West Hollywood’s City Council voted unanimously to move forward with phase two of West Hollywood Park renovations Monday night, including building a new multipurpose recreation center with swimming pools on the roof, and incorporating a National AIDS Monument into the park.
The new five-story, 71,000-square-foot recreation center will be built behind the current five-story library parking deck, where the El Tovar surface parking lot now sits. The facility will have ground-level parking, plus locker rooms, public meeting room space and an interior gymnasium large enough for two basketball courts. Two pools will be on the roof, one for lap swimming and another for recreational swimming. The estimated cost will be $80 million.
The National AIDS Monument will be located near the grand staircase leading from San Vicente Boulevard to the library entrance.
Many local athletes came out to support the plan for the new recreation center, including Jake Mason, who founded West Hollywood Dodgeball, the largest LGBT dodgeball league in the nation. WeHo Dodgeball currently plays its games in the auditorium in West Hollywood Park.
A number of athletes urged the council not to tear down the existing auditorium and swimming pool on San Vicente Boulevard until the new facility is completed. Currently, the plan is to have the new facility built and operational before demolishing the current buildings.
Water polo player Michael Crosby, who came dressed in nothing but a Speedo bathing suit, praised plans for the new pool, and emphasized to the council how much money gay athletic events, including aquatic sports, bring to the city.
Hunter Halinick, owner at the Gym Bar in WeHo’s gay bar district, where many athletes go after dodgeball and volleyball games, estimated 40 percent of his business came from those athletes.
The location for the two swimming pools proved to be a sticking point for the council, which considered six phase II construction options presented by Heery International, an architectural firm hired to do a “feasibility study” on the park for the city.
Councilmembers John D’Amico and Jeff Prang preferred having basketball courts on the roof of the recreation center, and putting the pools at ground level in the northern portion of the park where the two basketball courts are currently located. A separate pool facility would have lowered the overall cost to $75 million.
However, Councilmembers John Duran and John Heilman, along with Mayor Abbe Land favored putting the pools on the recreation center roof.
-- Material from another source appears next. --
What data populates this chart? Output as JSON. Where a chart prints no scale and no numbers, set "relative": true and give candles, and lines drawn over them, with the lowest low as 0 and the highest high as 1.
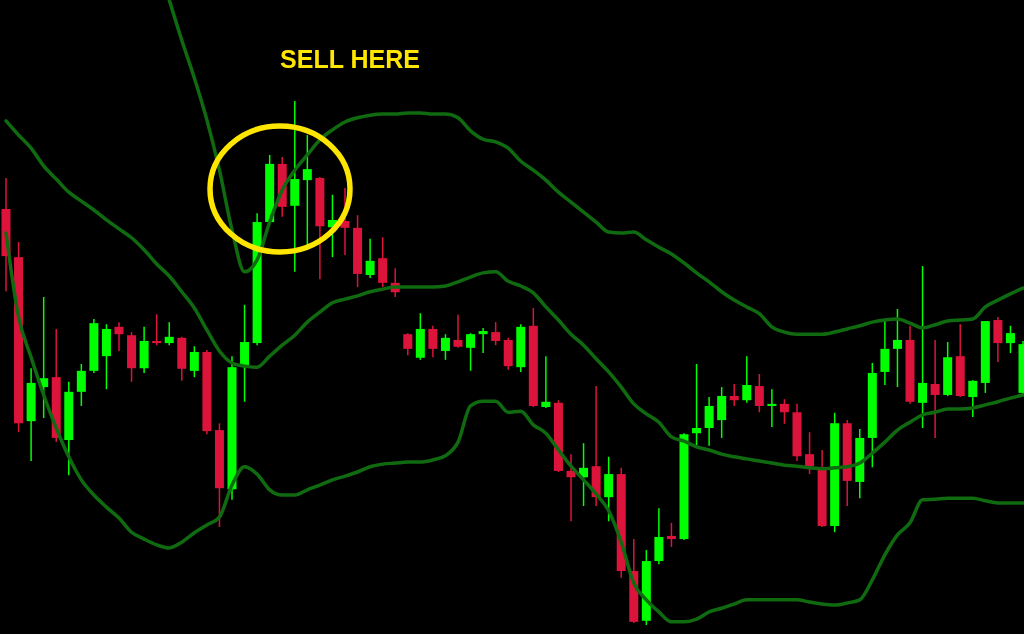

Those pools will be the same level as the three tennis courts atop the five-story parking garage.
“It’s an exciting and prominent location,” said Heilman.
An exact design for the AIDS monument has not been determined, but it will likely also include an amphitheatre. The monument will memorialize the AIDS epidemic from a West Hollywood/Los Angeles perspective, honoring those who died and those who survived, as well as allies who helped in the fight.
Duran, who is HIV positive, said that 10,000 people in West Hollywood died during the epidemic of the 1980s and 1990s.
“It’s like a bomb, a nuclear bomb, going off in the center of town,” Duran said.
The park renovations will also see the Tiny Tots preschool building and playground area relocated next to the library. The existing playground area will be transformed into open space.
Construction project manager Dan Adams of Heery International said it would take 12 to 15 months before “ground-breaking” could start and another four years of construction time. The city will issue a “request for proposals” for designs in the coming weeks.
The council asked city staff members to look at options for making the lap pool deeper than the proposed seven feet in the current plan. Twelve feet is needed if the pool is to have diving, but extra support columns in the building’s gym area would likely be needed to support the extra weight of a deeper pool.
The council also suggested the recreation facility should have public restrooms available for clubgoers returning to their cars in the parking deck late at night. Heilman noted that restrooms might prevent people from urinating in the stairwells of the parking deck, a problem he has complained about in the past.